One platform, two services
The STS launch doesn't happen in isolation. CATS Micro, the agency's on-demand microtransit service covering Charlotte, Huntersville, Cornelius, and Davidson, has been running on Spare since February 2025. It grew from 194 boardings in its first month to nearly 7,000 per month by early 2026.
With STS now live, both services run on the same platform. In practice, that means dispatchers and managers work in one system instead of two. Reports don't need to be manually reconciled across different data sources. When something needs attention, the information is already in one place.
That matters more as CATS continues to grow. The agency has 19 microtransit zones planned across Mecklenburg County over the next five years. Each new zone adds riders, trips, and reporting requirements. Running everything on one platform means that complexity doesn't multiply the administrative burden alongside it.

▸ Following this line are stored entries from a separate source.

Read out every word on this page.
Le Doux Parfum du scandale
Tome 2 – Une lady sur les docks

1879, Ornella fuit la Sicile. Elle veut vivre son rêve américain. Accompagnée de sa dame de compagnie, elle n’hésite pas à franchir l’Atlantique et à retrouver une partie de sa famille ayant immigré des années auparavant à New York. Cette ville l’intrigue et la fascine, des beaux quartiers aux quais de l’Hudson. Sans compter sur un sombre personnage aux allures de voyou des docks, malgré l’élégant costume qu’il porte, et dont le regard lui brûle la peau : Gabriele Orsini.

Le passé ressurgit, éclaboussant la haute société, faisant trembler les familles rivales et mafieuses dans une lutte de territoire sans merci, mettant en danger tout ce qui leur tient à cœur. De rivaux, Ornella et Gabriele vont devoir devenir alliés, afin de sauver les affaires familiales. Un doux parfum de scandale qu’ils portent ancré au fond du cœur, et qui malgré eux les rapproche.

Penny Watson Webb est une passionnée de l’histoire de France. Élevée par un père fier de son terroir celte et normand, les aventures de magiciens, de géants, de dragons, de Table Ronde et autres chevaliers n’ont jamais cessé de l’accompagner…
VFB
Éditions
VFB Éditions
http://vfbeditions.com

What riders and staff can expect
Running on the same platform that powers CATS Micro gives dispatchers and administrators a single system, a single data model, and a single point of accountability across both services.
- Real-time scheduling and dispatch. Routing updates as the day unfolds. If a trip runs long or a vehicle is delayed, the system adjusts rather than leaving dispatchers to manage it manually.
- Shared trip visibility. Riders, drivers, and dispatchers all see the same information. When something changes, everyone knows which cuts down the back-and-forth that typically happens mid-run.
- Reporting without manual work. On-time performance, completion rates, and other service metrics that paratransit agencies are required to track are available on demand. For programs the size of STS, that's a meaningful amount of staff time freed up.
- Room to grow. As STS adds riders and trips, the platform scales with it, so no need to swap systems at the next inflection point.

A joint effort
A launch like this runs on the relationship between the agency and the implementation team. The CATS and Spare teams worked closely through every stage — preparation, testing, training, and the cutover itself.
On the CATS side, that meant weeks of work from the STS operations team, Service Operations Supervisors, Field Operations Managers, and Data & Maintenance Compliance Analysts. On the Spare side, the implementation team was there at every step.
The real measure of success, of course, belongs to the riders who depend on STS every day. For them, the best outcome is a launch they never noticed, one where the trips just worked.
“Once we unified dedicated vehicles and TNCs on a single platform, the experience changed immediately for riders. They could see their trip in real time, understand their fare, and know what to expect. From a staff perspective, it eliminated confusion and allowed us to focus on service instead of troubleshooting.”